The Old Country Boys sing with an authentic twang about daily life, love and hardship. Expect to hear songs by the likes of Merle Haggard, Waylon Jennings, Johnny Cash, George Jones, Hank Williams Sr. and Jr., Charlie Daniels, and Alabama, among others.

Although the concert is free, donations are accepted for Cathedral preservation. This event is part of the Faribault Cathedral Concert Series.

Interestingly enough, last March Bonnie Drunken Lad played at the Cathedral as part of the concert series. Now that I think about it, I’m pretty certain I attended that concert.

I’ve heard the Old Country Boys/Brothers, purveyors of old (not new) country music, play many times in Faribault, at Christ Lutheran Church’s weekly summer wood-fired pizza-concert night, Holy Smoke!

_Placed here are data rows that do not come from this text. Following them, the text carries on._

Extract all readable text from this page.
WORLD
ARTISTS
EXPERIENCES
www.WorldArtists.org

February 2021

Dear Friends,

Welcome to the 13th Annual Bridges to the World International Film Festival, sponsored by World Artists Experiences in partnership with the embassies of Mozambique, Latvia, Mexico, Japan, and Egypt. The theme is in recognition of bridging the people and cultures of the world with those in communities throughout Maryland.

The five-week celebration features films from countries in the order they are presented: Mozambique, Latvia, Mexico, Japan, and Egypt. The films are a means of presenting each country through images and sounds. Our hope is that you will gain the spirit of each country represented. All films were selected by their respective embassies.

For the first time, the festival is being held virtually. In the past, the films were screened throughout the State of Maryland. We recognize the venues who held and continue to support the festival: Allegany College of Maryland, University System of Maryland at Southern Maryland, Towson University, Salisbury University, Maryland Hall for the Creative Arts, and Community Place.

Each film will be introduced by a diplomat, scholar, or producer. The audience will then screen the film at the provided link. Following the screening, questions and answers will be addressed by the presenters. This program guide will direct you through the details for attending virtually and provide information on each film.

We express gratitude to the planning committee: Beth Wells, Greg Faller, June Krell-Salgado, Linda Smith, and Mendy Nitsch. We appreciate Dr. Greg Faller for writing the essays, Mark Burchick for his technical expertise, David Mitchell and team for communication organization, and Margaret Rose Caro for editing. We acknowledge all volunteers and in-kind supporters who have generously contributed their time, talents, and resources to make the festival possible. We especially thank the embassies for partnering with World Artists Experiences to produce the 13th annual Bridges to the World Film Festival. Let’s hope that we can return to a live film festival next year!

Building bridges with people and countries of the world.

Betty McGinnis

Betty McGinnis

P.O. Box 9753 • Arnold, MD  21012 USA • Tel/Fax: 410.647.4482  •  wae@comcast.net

Now, on a Friday evening in mid-March, both groups will be back in Faribault performing country and Celtic music o’plenty at pre-St. Patrick’s Day concerts.

© Copyright 2026 Audrey Kletscher Helbling

 

Minnesota Faces: Country Crooner April 24, 2015

Portrait #18: Dunnell Lenort

 

Portrait 16, Dunnell Lenort, Village of Yesteryear 2012

 

If you were to read the biography of country and oldies rock n’ roll singer Dunnell Lenort, it would read like a country song.

Heartache and hardship. Good times and bad. But through it all, he perseveres.

I knew none of this when, in July 2012, I listened to Dunnell perform “I Fought the Law” at the 26th annual Steele County Historical Society Extravaganza at the Village of Yesteryear in Owatonna. It was an afternoon of living history, activities and entertainment.

I often wonder what brings a singer onstage to perform with a passion. So when I chose Dunnell’s image for today’s portrait feature, I googled his name to learn more. After hearing Johnny Cash on a home stereo at age five, Dunnell knew he wanted to sing.

But his journey into music starts even earlier. A stroke at only eight months old paralyzed Dunnell’s right leg and arm, beginning 20 plus years of trips to Gillette Children’s Hospital for treatment and multiple surgeries. Through it all, one thing kept this young man’s spirits high—music.

His music career has ebbed and flowed. He once performed on the stage of the Grand Ole Opry and as an opening act for Roy Clark at the Surf Ballroom. (Buddy Holly performed his last show there before the February 3, 1959, fatal plane crash near this Clear Lake, Iowa, venue.)  Mostly Dunnell has entertained audiences in southern Minnesota and northern Iowa. County fairs, casinos, community events. He lives in Twin Lakes, a small town in Freeborn County.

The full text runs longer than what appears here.